Post by Ken Olson » Sat Jun 09, 2018 9:38 am

Andrew Criddle wrote:
These are good arguments.
Some comments:
a/ You listed the agreements of Mark and John but there are also important differences, e.g. Mark has Peter's three denials all in one block while John has one denial then a scene between Jesus and the high priest, then the last two denials. (The stories are more intricately intercalated in John than in Mark.)
b/ I tend to agree that the warming himself references in Mark and John are prima-facie evidence of dependence. One thing that troubles me is that the absence of references to Peter warming himself are a minor agreement of Luke and Matthew against Mark. If Luke knew Matthew (or Matthew Luke) this is no problem. However, If you hold a standard two sources model of the synoptics there may be a issue here. I have wondered whether our text of Mark has been secondarily harmonized with John, with the original Mark lacking any reference to warming himself. We have IIUC no direct textual evidence of this, however Luke in codex Bezae does read warming himself in Luke 22:54 so early harmonization here did occur. (This is obviously highly speculative and is only plausible for those who hold that Matthew and Luke have no direct dependence.)
Thanks, Andrew. I discussed a/ upthread.
Ken: But for Brown, the fact that John has the first denial of Peter before the break between scenes outweighs these facts. This is odd because, as we have just scene, Luke and Matthew do not feel the need to follow Mark slavishly and we should not suppose John would either. They often don’t reproduce Mark’s intercalations, and where they do, they frequently modify Mark (as Matthew did with omitting the fire motif). In Luke’s version of the sandwiched stories of Jarius’ daughter and the Woman with the flow of blood, Luke has moved one element (the fact that Jairus’ daughter is twelve years old) from the second half of the story where Mark had it (Mark 5.42) to the first half (Luke 8.42). On this basis, I don’t think that what John would have to have done, moving the first denial of Peter from the second to the first half of the divided story, should be beyond the editorial power of the evangelist. Later evangelists making use of Markan intercalations move stuff around.
As for /b: First, I do hold that Luke knew and used Matthew, but I don’t think that’s a decisive factor in this case. Negative agreements (agreements in omission), while not quite negligible, do not hold the same importance as positive agreements (the presence of language in both Matthew and Luke that is not found in Mark).
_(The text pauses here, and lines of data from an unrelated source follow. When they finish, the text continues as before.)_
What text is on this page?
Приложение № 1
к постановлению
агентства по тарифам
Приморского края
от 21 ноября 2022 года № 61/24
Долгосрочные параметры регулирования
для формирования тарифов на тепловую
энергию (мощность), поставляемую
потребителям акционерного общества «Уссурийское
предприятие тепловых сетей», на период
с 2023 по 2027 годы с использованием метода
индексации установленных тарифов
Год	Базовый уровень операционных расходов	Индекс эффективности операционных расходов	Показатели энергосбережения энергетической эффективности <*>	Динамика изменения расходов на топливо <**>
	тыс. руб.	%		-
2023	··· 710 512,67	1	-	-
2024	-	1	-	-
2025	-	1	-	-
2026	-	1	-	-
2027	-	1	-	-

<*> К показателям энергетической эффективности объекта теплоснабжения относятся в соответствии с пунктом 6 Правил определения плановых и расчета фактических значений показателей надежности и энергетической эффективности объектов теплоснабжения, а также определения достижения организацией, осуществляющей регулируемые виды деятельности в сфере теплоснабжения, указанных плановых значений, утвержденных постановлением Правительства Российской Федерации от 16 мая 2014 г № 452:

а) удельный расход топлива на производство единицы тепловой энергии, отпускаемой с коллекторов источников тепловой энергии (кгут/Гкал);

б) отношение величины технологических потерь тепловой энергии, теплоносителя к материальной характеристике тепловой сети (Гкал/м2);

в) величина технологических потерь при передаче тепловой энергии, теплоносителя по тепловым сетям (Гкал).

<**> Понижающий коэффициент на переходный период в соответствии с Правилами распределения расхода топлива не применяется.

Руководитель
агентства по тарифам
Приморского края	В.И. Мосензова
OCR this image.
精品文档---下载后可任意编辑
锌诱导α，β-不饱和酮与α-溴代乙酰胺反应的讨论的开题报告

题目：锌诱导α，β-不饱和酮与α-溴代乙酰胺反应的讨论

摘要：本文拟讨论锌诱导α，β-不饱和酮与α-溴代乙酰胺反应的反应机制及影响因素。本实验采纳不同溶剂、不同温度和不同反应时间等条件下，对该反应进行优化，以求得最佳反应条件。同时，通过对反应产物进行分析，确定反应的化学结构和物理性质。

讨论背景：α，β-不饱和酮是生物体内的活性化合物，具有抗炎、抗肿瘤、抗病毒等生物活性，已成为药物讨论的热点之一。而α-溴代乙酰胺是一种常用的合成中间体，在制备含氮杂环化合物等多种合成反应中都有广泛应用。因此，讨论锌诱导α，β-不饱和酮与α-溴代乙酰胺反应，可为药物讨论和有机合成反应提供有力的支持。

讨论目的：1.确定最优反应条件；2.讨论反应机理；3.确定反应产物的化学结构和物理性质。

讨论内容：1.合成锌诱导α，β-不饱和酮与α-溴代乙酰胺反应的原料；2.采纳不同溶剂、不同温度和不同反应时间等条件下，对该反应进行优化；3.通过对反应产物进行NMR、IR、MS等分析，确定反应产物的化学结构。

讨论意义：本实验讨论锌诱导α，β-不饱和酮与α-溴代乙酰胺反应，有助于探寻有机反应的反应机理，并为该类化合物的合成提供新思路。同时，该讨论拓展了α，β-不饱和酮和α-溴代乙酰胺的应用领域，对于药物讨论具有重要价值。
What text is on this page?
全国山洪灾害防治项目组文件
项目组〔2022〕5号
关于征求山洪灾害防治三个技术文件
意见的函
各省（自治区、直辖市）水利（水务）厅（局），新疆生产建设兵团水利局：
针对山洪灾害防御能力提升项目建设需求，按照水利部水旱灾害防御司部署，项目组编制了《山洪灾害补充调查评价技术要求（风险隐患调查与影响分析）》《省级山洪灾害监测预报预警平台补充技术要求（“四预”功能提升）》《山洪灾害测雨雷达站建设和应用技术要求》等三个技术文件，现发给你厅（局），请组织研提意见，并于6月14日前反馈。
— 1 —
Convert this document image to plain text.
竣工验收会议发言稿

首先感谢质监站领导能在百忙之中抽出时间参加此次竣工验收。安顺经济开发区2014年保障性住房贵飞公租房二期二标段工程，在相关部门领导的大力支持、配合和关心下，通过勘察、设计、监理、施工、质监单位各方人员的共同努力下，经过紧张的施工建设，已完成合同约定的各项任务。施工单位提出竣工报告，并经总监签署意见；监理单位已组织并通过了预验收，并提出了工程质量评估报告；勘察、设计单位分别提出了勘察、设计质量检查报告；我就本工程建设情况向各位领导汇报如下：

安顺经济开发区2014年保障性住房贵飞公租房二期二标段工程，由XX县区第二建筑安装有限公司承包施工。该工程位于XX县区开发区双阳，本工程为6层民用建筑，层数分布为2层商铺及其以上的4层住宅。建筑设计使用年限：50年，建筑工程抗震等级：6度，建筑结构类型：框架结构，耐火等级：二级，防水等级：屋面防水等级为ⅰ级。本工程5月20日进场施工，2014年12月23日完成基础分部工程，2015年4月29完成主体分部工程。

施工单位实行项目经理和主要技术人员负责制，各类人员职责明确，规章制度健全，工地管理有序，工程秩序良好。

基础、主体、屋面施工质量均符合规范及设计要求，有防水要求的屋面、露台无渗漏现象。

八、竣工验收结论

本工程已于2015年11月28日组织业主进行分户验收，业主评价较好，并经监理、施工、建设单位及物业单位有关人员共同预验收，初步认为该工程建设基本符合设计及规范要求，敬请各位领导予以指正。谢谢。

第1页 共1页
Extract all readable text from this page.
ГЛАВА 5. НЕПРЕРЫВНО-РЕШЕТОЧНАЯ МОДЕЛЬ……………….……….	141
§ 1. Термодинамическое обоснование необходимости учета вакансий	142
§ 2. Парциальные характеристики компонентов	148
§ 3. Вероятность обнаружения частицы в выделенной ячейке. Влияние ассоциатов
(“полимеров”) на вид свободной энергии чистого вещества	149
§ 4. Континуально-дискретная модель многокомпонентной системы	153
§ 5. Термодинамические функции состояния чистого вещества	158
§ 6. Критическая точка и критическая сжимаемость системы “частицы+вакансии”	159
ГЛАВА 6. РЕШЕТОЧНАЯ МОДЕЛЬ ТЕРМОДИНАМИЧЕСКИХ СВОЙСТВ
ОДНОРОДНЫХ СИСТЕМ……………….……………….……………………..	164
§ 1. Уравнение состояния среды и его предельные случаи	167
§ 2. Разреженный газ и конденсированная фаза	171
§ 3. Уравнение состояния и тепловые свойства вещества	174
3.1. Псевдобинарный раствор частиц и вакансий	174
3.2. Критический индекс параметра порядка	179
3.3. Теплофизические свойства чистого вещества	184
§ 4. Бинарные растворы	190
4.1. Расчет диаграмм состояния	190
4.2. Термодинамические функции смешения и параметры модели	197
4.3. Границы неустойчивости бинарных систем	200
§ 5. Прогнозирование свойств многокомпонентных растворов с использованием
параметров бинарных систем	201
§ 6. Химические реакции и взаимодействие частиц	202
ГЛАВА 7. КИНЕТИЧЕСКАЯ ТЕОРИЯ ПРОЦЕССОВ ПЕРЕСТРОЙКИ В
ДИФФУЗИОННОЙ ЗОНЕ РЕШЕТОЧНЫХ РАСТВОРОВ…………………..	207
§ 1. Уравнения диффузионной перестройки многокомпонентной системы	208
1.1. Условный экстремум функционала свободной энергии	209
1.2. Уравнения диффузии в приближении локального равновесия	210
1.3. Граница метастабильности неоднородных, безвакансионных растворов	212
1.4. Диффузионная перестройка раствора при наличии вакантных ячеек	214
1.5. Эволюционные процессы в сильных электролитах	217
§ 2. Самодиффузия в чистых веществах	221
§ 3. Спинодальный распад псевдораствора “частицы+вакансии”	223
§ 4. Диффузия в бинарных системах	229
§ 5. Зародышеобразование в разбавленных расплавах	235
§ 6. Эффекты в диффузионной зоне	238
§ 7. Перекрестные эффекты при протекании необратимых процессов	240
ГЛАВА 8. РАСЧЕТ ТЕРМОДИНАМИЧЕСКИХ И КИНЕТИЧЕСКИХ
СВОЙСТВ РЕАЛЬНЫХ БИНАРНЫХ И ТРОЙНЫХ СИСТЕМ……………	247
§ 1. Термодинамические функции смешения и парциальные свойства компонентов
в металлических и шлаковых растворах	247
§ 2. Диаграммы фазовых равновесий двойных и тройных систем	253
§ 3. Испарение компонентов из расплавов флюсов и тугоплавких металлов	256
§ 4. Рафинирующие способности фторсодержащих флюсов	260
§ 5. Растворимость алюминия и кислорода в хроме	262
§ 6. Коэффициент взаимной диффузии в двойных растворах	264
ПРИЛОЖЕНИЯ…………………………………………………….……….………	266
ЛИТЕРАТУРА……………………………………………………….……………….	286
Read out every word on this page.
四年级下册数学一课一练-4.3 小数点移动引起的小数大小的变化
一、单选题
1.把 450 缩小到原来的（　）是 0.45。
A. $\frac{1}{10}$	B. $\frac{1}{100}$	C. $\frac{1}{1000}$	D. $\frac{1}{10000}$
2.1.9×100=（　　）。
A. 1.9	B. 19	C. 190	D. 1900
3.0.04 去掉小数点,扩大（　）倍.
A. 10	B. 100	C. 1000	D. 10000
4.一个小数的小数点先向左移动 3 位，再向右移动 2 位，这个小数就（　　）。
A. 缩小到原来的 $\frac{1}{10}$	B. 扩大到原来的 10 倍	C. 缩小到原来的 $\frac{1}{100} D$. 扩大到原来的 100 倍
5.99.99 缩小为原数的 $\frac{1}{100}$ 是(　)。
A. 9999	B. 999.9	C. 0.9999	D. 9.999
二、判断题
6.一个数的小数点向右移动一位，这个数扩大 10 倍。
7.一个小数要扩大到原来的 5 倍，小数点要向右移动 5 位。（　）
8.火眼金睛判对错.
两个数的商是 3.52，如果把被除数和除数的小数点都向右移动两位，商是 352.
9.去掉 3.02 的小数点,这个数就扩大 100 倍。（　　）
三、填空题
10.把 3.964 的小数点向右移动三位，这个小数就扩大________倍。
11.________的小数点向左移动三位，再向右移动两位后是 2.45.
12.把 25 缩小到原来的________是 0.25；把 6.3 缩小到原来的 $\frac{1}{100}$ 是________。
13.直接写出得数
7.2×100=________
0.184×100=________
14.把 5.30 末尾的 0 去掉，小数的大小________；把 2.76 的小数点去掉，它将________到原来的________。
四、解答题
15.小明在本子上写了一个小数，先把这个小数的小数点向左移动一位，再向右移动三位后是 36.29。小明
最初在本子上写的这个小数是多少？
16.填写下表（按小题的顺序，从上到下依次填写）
Second, we know of lots of cases where Matthew and Luke simultaneously omit from Mark. Indeed, on a very abstract level, if we posited that Matthew follows, say, Mark 85% of the time and Luke follows Mark, say, 65% of the time, they’re likely to simultaneously not follow Mark 5.25% of the time. In practice, the shared omissions are not random but have to do with Matthew and Luke’s making improvements (in their own view) to Mark. These might be do to theological (like eliminating Mark 3.21’s claim that people told Jesus’ family that he was crazy), linguistic (like replacing Mark’s historical presents with past tense verbs), or just better verisimilitude or storytelling (like eliminating or extensively rewriting Mark’s intercalations). And some apparent simultaneous omissions may be illusory (like Mark’s Parable of the Seed Growing Secretly in Mark 4.26-29, which Luke omits and Matthew either replaces with or, more likely, rewrites as the Parable of Wheat and the Tares in Matt 13.24-30).

Third, we can posit plausible reasons for why Luke and Matthew might have omitted Mark’s words (actually one word) “warming himself” in their adaptations of Mark, though we can’t say for sure. Luke 22.55 says “When they had kindled a fire, in the middle of the courtyard and sat down together, Peter sat among them.” While Luke doesn’t state that Peter was warming himself when he sat at the fire, the reader can easily infer it. Since Luke presents the scene as a unity and doesn’t interrupt it with the story of Jesus’ trial, he doesn’t need to state “warming himself” and then repeat it to link the two parts of the scene. Unlike Luke, Matthew has followed Mark in dividing the story of Peter’s denials into first and second halves, but like Luke he has omitted to say Peter was “warming himself.” A plausible reason for this would be that Matthew has replaced it with Peter sitting down with the guards to “see how this would end” (Matt 26.58). I think this is implied as the reason that in Mark and Luke Peter sat down at the fire in courtyard of the high priest’s house, but Matthew spells it out for the reader. It’s also a lead-in to what follows, as it suggests that Peter is going to find out how this matter will turn out. This is typical of the two evangelists: Luke more often leaves interpretation up to the reader, whereas Matthew limits the possible interpretations of his text.

Best,

Ken
Last edited by Ken Olson on Sun Jun 10, 2018 3:40 am, edited 1 time in total.